2.2 Service Asset and Configuration Management

The Service Asset and Configuration Management process is responsible for maintaining information on the assets, components, and infrastructure needed to provide a service. Critical configuration data for each component, and its relationship to other components, must be accurately captured and maintained. This configuration data should include past and current states and future-state forecasts, and be easily available to those who need it. Mature Service Asset and Configuration Management processes are necessary for achieving predictability.

2.2.1 Virtualized Infrastructure

A virtualized infrastructure adds complexity to the management of Configuration Items (CIs) due to the transient nature of the relationship between guests and hosts in the infrastructure.
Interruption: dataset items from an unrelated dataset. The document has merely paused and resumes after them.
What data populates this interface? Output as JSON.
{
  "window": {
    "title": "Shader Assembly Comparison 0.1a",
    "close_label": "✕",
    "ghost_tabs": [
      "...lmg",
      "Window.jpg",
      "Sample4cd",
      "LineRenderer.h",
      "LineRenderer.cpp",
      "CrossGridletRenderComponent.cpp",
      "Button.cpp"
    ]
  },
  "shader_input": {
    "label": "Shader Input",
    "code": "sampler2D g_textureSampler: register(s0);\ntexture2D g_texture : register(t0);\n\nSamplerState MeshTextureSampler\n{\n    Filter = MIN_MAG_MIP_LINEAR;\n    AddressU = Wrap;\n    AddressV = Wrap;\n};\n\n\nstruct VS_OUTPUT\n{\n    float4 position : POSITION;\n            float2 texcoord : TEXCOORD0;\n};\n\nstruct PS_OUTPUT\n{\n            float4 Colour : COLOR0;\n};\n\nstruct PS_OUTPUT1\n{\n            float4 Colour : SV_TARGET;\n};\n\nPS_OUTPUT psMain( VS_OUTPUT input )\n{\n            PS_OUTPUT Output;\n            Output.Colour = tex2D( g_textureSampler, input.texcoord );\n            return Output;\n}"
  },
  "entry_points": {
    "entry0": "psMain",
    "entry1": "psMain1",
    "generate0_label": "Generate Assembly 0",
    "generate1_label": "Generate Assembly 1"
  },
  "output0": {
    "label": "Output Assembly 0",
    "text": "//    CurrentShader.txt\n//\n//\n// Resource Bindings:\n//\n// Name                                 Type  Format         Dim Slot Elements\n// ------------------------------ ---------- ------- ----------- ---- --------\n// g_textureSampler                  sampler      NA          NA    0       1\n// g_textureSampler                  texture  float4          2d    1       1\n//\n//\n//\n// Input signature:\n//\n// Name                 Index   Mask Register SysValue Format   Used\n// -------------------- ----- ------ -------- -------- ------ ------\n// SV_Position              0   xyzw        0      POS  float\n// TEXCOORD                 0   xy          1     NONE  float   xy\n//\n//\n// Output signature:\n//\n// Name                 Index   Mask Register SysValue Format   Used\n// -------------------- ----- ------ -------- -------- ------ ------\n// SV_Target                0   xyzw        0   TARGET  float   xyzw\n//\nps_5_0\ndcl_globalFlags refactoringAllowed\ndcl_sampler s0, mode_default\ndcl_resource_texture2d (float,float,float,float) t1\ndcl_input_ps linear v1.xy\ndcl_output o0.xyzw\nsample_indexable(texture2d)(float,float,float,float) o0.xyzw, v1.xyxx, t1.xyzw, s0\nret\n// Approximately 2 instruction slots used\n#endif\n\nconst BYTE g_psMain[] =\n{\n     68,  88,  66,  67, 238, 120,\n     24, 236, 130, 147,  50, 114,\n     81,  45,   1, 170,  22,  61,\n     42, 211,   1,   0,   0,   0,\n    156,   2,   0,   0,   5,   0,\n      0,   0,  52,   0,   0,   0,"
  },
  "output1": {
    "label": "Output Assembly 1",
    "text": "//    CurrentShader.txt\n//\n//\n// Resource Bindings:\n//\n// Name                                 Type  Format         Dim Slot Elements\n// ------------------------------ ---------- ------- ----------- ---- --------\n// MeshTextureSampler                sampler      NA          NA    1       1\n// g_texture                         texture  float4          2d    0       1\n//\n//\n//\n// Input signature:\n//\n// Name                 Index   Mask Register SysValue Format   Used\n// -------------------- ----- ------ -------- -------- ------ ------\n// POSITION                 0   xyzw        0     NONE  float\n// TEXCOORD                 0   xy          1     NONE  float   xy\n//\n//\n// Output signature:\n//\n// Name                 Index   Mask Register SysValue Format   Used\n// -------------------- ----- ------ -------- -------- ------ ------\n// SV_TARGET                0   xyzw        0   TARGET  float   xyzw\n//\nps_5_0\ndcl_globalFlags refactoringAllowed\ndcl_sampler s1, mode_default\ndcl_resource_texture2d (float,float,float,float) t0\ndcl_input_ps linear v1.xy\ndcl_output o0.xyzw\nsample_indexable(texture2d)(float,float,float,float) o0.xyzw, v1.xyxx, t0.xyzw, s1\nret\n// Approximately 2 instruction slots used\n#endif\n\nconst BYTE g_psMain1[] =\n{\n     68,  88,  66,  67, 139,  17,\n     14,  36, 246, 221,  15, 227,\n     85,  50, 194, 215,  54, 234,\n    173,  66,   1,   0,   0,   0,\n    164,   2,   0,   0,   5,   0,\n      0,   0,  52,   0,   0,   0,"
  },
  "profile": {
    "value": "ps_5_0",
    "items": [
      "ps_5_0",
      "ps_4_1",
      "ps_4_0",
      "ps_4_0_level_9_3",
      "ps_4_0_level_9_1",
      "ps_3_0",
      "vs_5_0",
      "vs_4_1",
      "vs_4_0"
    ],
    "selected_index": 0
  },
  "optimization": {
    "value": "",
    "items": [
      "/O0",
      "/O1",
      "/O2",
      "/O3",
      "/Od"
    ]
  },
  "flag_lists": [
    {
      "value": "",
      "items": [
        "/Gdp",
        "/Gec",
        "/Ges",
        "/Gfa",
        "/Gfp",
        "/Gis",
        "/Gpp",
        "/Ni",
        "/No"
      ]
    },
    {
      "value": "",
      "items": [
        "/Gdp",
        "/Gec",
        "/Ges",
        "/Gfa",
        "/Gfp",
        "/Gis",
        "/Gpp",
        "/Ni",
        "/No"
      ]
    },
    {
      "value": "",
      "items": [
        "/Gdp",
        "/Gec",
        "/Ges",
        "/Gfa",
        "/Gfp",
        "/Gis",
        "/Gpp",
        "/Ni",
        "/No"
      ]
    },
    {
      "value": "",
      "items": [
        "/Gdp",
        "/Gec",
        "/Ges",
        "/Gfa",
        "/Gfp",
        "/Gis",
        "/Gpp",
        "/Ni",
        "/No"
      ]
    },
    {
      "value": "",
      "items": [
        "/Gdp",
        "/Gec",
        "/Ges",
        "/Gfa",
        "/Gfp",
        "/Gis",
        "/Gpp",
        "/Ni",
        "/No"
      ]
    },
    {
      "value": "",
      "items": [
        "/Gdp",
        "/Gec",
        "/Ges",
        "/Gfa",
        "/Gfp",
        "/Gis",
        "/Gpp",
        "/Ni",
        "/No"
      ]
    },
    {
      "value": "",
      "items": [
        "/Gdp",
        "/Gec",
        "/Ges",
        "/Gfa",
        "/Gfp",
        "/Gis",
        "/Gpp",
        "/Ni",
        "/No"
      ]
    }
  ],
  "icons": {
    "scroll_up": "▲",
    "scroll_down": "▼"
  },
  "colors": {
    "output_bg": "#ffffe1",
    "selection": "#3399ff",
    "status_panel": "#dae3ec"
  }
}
How is the relationship between CIs maintained in an environment that is potentially changing very frequently?

A service comprises software, platform, and infrastructure layers. Each layer provides a level of abstraction that is dependent on the layer beneath it. This abstraction hides the implementation and composition details of the layer. Access to the layer is provided through an interface and as long as the fabric is available, the actual physical location of a hosted VM is irrelevant. To provide Infrastructure as a Service (IaaS), the configuration and relationship of the components within the fabric must be understood, whereas the details of the configuration within the VMs hosted by the fabric are irrelevant.

The Configuration Management System (CMS) will need to be partitioned, at a minimum, into physical and logical CI layers. Two Configuration Management Databases (CMDBs) might be used; one to manage the physical CIs of the fabric (facilities, network, storage, hardware, and hypervisor) and the other to manage the logical CIs (everything else). The CMS can be further partitioned by layer, with separate management of the infrastructure, platform, and software layers. The benefits and trade-offs of each approach are summarized below.

CMS Partitioned by Layer

CMS Partitioned into Physical and Logical

Benefit

Trade-off

Benefit

Trade-off

  • Maximum portability
  • Mirrors the partitioning of service (IaaS, Platform as a Service (PaaS), and Software as a Service (SaaS))
  • May be necessary for future public or hybrid cloud solutions
  • Greater complexity
  • May be unnecessary for private cloud solutions
  • Less complexity
  • Restricts portability
  • May limit options for future public or hybrid cloud solutions

Table 2: Configuration Management System Options

Partitioning logical and physical CI information allows for greater stability within the CMS, because CIs will need to be changed less frequently. This means less effort will need to be expended to accurately maintain the information. During normal operations, mapping a VM to its physical host is irrelevant. If historical records of a VM’s location are needed, (for example, for auditing or Root Cause Analysis) they can be traced through change logs.

2.2.2 Fabric Management

The physical or fabric CMDB will need to include a mapping of fault domains, upgrade domains, and Live Migration domains. The relationship of these patterns to the infrastructure CIs will provide critical information to the Fabric Management System.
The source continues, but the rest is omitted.